No que tange à Lei Complementar nº 491/2010 (Estatuto Jurídico Disciplinar no âmbito da Administração Direta e Indireta do Estado de Santa Catarina), pode-se afirmar que:
- A)o processo disciplinar tem como fases a instauração, instrução, defesa e julgamento.
Errada, porque o processo disciplinar não se resume a instauração, instrução, defesa e julgamento; a lei também prevê outras etapas/atos, como relatório, conforme a estrutura do procedimento.
- B)achando-se o acusado em lugar incerto e não sabido, dar-se-á o prazo de 10 (dez) dias para defesa.
Errada, porque a hipótese de acusado em lugar incerto e não sabido segue a forma legal de citação por edital, mas o prazo de defesa não é esse do jeito afirmado na alternativa.

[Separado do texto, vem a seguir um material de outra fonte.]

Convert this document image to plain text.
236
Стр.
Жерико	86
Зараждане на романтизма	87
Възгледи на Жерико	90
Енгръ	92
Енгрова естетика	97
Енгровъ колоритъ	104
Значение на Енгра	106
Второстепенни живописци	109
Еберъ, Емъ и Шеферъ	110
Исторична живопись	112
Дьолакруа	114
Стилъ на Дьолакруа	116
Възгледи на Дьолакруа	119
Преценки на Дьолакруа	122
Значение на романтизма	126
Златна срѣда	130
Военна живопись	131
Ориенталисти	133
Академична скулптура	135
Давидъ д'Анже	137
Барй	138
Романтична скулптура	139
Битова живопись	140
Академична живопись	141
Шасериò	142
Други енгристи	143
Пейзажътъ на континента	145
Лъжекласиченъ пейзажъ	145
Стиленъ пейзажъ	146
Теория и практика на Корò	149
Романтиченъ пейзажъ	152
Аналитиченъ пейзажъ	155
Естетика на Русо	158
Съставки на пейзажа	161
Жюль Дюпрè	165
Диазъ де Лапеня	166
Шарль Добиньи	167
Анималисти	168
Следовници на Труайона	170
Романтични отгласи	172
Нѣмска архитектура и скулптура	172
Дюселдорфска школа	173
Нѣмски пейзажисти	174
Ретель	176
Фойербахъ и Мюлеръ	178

- C)o procurador do acusado poderá assistir ao interrogatório, bem como à inquirição das testemunhas, podendo interferir nas perguntas e respostas, em favor ao acusado.
Errada, porque o procurador pode acompanhar o ato e zelar pela defesa, mas não pode interferir livremente nas perguntas e respostas durante o interrogatório e a oitiva das testemunhas.
- D)a sindicância patrimonial constitui-se como procedimento sigiloso e meramente investigatório, não tendo caráter punitivo.
Certa, porque a sindicância patrimonial é procedimento sigiloso e de natureza investigatória, sem caráter punitivo, servindo para apurar indícios e não para aplicar sanção diretamente.
- E)ao ter ciência de fatos noticiados que configuram ilícito administrativo e constatada a inexistência de providências, é obrigatório à Procuradoria Geral do Estado determinar ao órgão onde ocorreram os fatos, a abertura de sindicância ou processo administrativo.
Errada, porque a atuação da Procuradoria Geral do Estado não é descrita dessa forma como obrigação automática de determinar a abertura de sindicância ou processo em qualquer caso narrado.
Gabarito: D
A Lei Complementar nº 491/2010 organiza o processo disciplinar no Estado de Santa Catarina com regras próprias para apuração de infrações e proteção do contraditório. Em prova, a banca costuma misturar conceitos parecidos: sindicância, processo disciplinar, defesa, citação e instauração. A ideia central é simples: nem todo procedimento serve para punir, e nem toda apuração já nasce com sanção na testa. No caso da sindicância patrimonial, a lei a trata como procedimento sigiloso, destinado a investigar indícios de enriquecimento ilícito ou incompatibilidade patrimonial, sem caráter punitivo. Ela serve para levantar elementos e esclarecer fatos, não para aplicar penalidade diretamente. Por isso, a alternativa D está correta. Isso é importante porque a lógica do Estatuto Disciplinar é separar investigação de punição. Primeiro se apura, depois, se houver base suficiente, instauram-se as medidas cabíveis. A sindicância patrimonial é justamente essa fase de apuração reservada, com foco investigatório. As demais alternativas erram ao alterar fases do processo, prazos de defesa ou o papel do procurador e da PGE. Em concurso, quando aparecer linguagem de processo disciplinar, desconfie de palavras como "meramente", "obrigatório" e de regras que aumentam demais o poder de intervenção de quem acompanha a apuração.